Penjaga Gawang Portugal Diogo Costa menghalau bola saat adu penalti pada pertandingan babak enam belas besar Euro 2024 di Frankfurt, Jerman, Senin (1/7/2024). Portugal lolos ke perempat final Euro 2024 usai menyingkirkan Slovenia lewat kemenangan adu penalti 0-0 (3-0).
Foto:

REPUBLIKA.CO.ID, DUSSELDORF -- Setelah Benjamin Verbic gagal mengeksekusi penalti ketiga Slovenia secara beruntun dalam adu penalti melawan Portugal pada babak 16 besar Euro 2024, ia menggambarkan adu penalti sebagai undian.

Ketiga penalti Slovebia tersebut dieksekusi dengan cara yang sama dan menghasilkan tiga penyelamatan yang nyaris serupa oleh kiper Portugal, Diogo Costa. Ia bergerak melakukan penyelamatan sebelum bola ditendang.

Baca Juga

Ilmuwan saraf yang berbasis di Swiss, Jean-Pierre Bresciani, percaya bahwa penalti tidak sepenuhnya merupakan keberuntungan. Akurasi penalti sesuatu yang dapat ditingkatkan melalui latihan, termasuk kemampuan untuk bereaksi lebih cepat mengarahkan tendangan penalti saat kiper bergerak lebih dulu.

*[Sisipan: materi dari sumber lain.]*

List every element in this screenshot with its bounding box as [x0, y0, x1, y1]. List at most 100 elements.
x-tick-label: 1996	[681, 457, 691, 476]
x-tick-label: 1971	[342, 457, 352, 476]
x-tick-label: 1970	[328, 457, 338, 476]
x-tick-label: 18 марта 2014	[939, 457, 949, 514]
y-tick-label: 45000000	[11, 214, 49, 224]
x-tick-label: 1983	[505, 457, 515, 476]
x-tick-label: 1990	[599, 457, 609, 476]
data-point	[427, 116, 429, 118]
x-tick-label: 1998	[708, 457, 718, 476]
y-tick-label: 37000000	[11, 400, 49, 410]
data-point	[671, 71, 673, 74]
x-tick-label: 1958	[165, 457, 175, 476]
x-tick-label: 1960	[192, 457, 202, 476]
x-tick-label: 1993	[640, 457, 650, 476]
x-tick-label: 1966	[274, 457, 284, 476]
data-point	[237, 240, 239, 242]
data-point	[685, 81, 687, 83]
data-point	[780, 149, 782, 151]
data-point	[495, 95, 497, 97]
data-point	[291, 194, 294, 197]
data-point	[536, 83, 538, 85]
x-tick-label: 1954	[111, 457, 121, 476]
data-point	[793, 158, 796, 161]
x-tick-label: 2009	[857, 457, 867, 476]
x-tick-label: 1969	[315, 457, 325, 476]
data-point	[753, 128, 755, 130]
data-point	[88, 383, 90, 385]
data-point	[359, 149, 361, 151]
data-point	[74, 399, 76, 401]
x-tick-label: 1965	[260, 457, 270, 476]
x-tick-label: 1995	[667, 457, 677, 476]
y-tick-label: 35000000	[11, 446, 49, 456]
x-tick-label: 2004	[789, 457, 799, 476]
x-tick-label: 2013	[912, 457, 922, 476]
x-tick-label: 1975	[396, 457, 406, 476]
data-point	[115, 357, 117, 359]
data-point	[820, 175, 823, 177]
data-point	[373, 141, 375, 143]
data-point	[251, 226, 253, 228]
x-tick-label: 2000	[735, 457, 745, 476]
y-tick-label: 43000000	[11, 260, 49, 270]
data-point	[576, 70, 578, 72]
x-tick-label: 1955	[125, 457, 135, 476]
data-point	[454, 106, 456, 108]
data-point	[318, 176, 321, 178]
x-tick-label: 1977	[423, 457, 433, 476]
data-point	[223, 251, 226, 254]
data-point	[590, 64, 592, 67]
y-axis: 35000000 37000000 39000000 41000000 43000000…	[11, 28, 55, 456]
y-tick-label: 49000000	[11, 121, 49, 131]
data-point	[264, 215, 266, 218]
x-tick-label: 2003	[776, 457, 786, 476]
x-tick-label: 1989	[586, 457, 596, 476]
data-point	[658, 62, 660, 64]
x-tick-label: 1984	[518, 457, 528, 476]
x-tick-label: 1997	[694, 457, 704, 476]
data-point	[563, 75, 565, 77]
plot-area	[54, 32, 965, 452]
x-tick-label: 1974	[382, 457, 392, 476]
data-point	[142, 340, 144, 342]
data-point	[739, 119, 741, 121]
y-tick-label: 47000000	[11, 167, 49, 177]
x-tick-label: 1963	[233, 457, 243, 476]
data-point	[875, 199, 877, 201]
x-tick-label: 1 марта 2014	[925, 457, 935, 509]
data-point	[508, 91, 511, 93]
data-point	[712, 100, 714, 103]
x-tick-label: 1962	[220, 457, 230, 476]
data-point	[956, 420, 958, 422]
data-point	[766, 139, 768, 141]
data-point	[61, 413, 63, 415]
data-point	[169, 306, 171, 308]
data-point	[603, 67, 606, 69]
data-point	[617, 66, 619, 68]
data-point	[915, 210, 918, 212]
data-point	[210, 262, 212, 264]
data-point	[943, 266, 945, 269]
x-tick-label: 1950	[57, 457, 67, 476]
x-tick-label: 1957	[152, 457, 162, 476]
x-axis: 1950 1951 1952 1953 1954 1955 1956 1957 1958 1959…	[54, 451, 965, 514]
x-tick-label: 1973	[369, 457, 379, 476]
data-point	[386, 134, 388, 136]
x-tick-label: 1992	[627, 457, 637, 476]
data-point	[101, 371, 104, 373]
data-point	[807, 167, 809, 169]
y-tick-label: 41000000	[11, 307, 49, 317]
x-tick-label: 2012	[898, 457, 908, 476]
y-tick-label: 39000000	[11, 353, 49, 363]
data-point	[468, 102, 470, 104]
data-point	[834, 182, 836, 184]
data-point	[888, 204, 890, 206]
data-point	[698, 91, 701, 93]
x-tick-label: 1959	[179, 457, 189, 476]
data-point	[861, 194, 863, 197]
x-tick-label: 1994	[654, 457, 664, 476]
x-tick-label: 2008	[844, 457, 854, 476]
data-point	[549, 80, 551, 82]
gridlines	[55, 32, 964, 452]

Tim risetnya di University of Fribourg telah merancang alat latihan sederhana dan portabel yang menurut mereka dapat mempertajam kemampuan motorik sensorik para pemain hingga 28 persen. Alat ini dapat meningkatkan kemungkinan konversi hingga sepertiganya, berdasarkan uji coba yang mereka lakukan.

Tim ini meminta para pemain profesional mengambil tendangan penalti di lapangan biasa melawan kiper holografik yang penampilan dan gerakannya meniru kiper level atas.

Terhubung ke kacamata augmented reality, perangkat lunak secara acak memberikan lokasi target kepada penendang penalti. Tepat sebelum bola ditendang, kiper hologram akan melakukan gerakan menukik, mengharuskan penendang untuk mengikuti jalur yang telah ditentukan, atau dengan cepat menyesuaikan diri dan mengirim bola ke arah lain.

Sistem ini telah diuji coba pada 13 pemain muda berusia 16-18 tahun dari klub FC Basel dan FC Luzern, termasuk delapan pemain internasional junior Swiss, yang melakukan 10 sesi dari 20 tendangan penalti dengan menggunakan simulator.

Semua pemain secara signifikan mengurangi waktu respons mereka, atau ambang batas motorik sensorik, dengan pengurangan rata-rata dari 429 milidetik menjadi 309 milidetik. Defisit ini menurut para peneliti dapat meningkatkan peluang konversi sebesar 35 persen jika dipertahankan melalui pelatihan.

"Saya tahu ini berhasil karena kami mengukurnya, ini bisa menjadi alat yang sangat berguna," kata Bresciani kepada Reuters, menambahkan sebuah penelitian berbasis laboratorium sebelumnya oleh tim peneliti yang melibatkan sekitar 100 pemain menunjukkan tren yang sama.

"Mereka secara konsisten memiliki respons yang lebih baik," katanya. "Kami meningkatkan ambang batas motorik sensorik. Apa yang kami tingkatkan adalah kemampuan otak untuk menggunakan informasi visual tentang penjaga gawang untuk mengarahkan tendangan lebih cepat dan lebih efisien."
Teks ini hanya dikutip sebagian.